Thursday, July 16, 2009

Crazy Horse


Here we are along the Mickelson Bike Trail in South Dakota. It's a 114-mile trail that runs north-south between Deadwood and Edgemont. We rode about 10 miles in the middle of the trail from Hill City to the Crazy Horse Memorial. We're standing on one of the trestle bridges on the trail, which is built on an old railroad bed.

Crazy Horse Memorial was begun in 1948 by sculptor Korczak Ziolkowski at the invitation of Lakota Chief Standing Bear. Below is Ziolkowski's bronze model showing what the completed momument will look like.

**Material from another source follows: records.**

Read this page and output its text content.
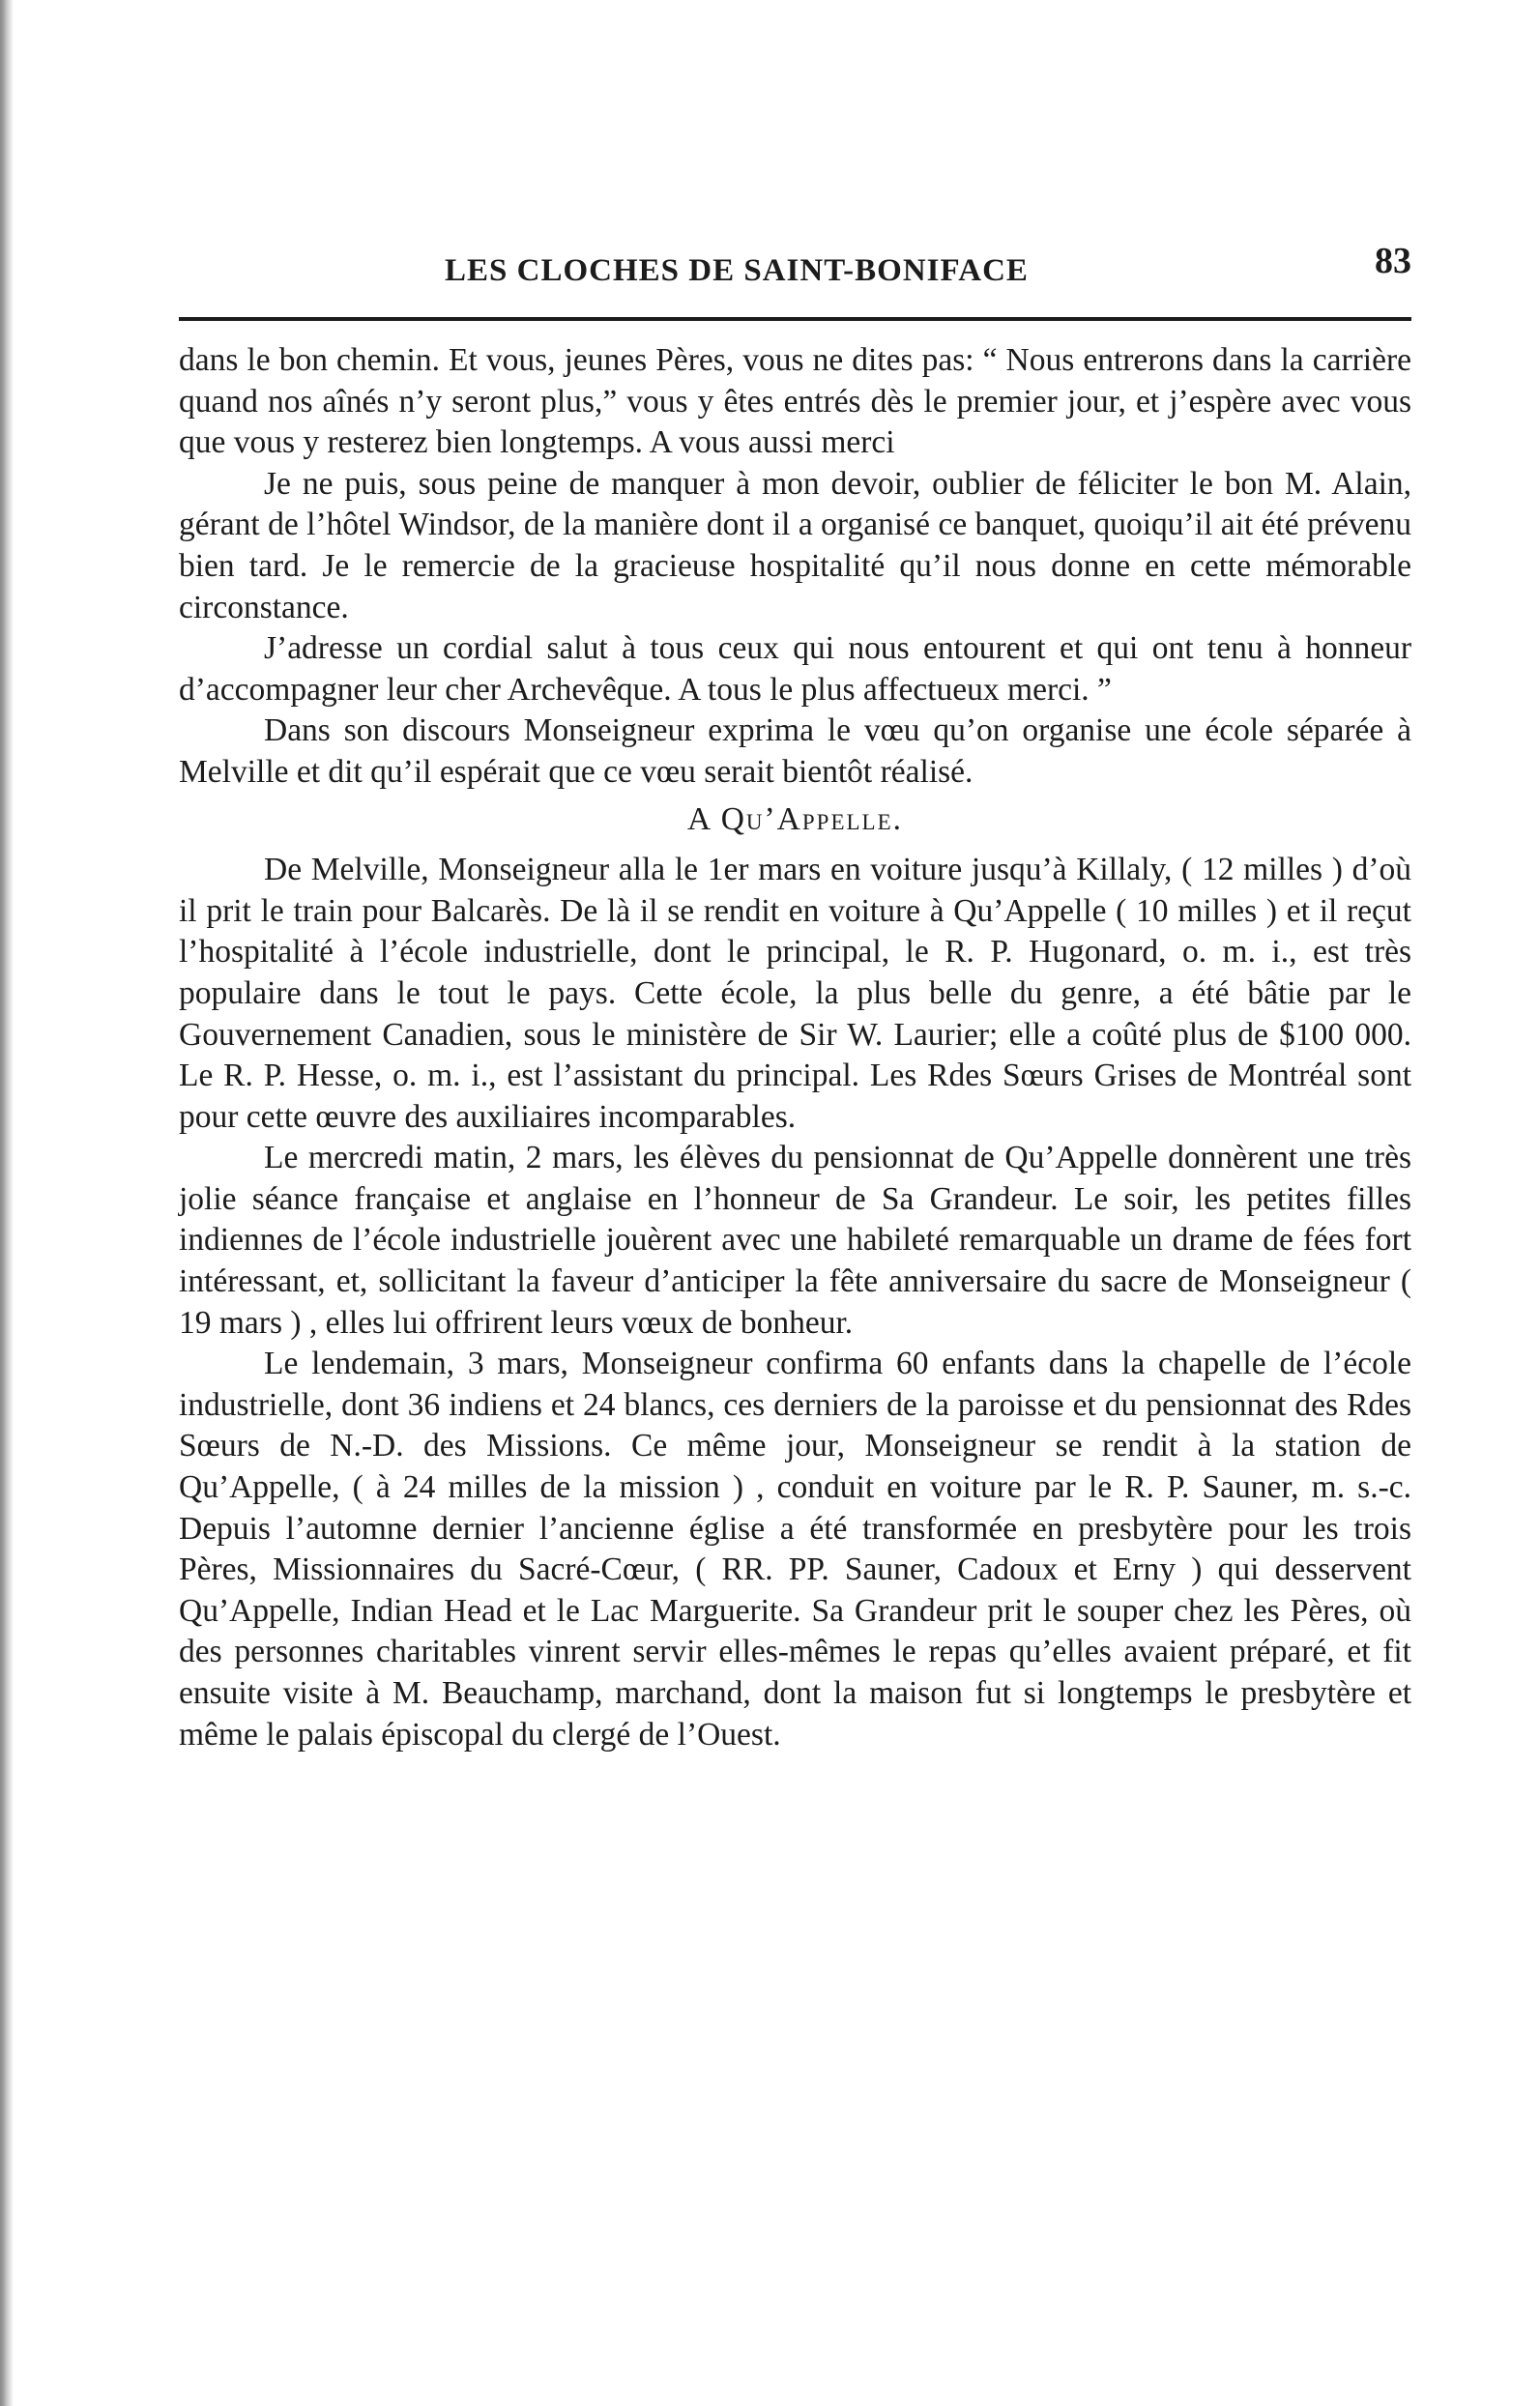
LES CLOCHES DE SAINT-BONIFACE	83

dans le bon chemin. Et vous, jeunes Pères, vous ne dites pas: “ Nous entrerons dans la carrière quand nos aînés n’y seront plus,” vous y êtes entrés dès le premier jour, et j’espère avec vous que vous y resterez bien longtemps. A vous aussi merci

Je ne puis, sous peine de manquer à mon devoir, oublier de féliciter le bon M. Alain, gérant de l’hôtel Windsor, de la manière dont il a organisé ce banquet, quoiqu’il ait été prévenu bien tard. Je le remercie de la gracieuse hospitalité qu’il nous donne en cette mémorable circonstance.

J’adresse un cordial salut à tous ceux qui nous entourent et qui ont tenu à honneur d’accompagner leur cher Archevêque. A tous le plus affectueux merci. ”

Dans son discours Monseigneur exprima le vœu qu’on organise une école séparée à Melville et dit qu’il espérait que ce vœu serait bientôt réalisé.

A Qu’Appelle.

De Melville, Monseigneur alla le 1er mars en voiture jusqu’à Killaly, ( 12 milles ) d’où il prit le train pour Balcarès. De là il se rendit en voiture à Qu’Appelle ( 10 milles ) et il reçut l’hospitalité à l’école industrielle, dont le principal, le R. P. Hugonard, o. m. i., est très populaire dans le tout le pays. Cette école, la plus belle du genre, a été bâtie par le Gouvernement Canadien, sous le ministère de Sir W. Laurier; elle a coûté plus de $100 000. Le R. P. Hesse, o. m. i., est l’assistant du principal. Les Rdes Sœurs Grises de Montréal sont pour cette œuvre des auxiliaires incomparables.

Le mercredi matin, 2 mars, les élèves du pensionnat de Qu’Appelle donnèrent une très jolie séance française et anglaise en l’honneur de Sa Grandeur. Le soir, les petites filles indiennes de l’école industrielle jouèrent avec une habileté remarquable un drame de fées fort intéressant, et, sollicitant la faveur d’anticiper la fête anniversaire du sacre de Monseigneur ( 19 mars ) , elles lui offrirent leurs vœux de bonheur.

Le lendemain, 3 mars, Monseigneur confirma 60 enfants dans la chapelle de l’école industrielle, dont 36 indiens et 24 blancs, ces derniers de la paroisse et du pensionnat des Rdes Sœurs de N.-D. des Missions. Ce même jour, Monseigneur se rendit à la station de Qu’Appelle, ( à 24 milles de la mission ) , conduit en voiture par le R. P. Sauner, m. s.-c. Depuis l’automne dernier l’ancienne église a été transformée en presbytère pour les trois Pères, Missionnaires du Sacré-Cœur, ( RR. PP. Sauner, Cadoux et Erny ) qui desservent Qu’Appelle, Indian Head et le Lac Marguerite. Sa Grandeur prit le souper chez les Pères, où des personnes charitables vinrent servir elles-mêmes le repas qu’elles avaient préparé, et fit ensuite visite à M. Beauchamp, marchand, dont la maison fut si longtemps le presbytère et même le palais épiscopal du clergé de l’Ouest.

Although only the face is done today, one can imagine the vision for this huge memorial. What is hard to imagine without being here is the scale of the project. For example, the entire Mount Rushmore carving would easily fit into Crazy Horse's head. The carving is done by carefully transferring the measurements from the scale model to the mountain, and then blasting away chunks of rock to gradually carve this massive mountain man.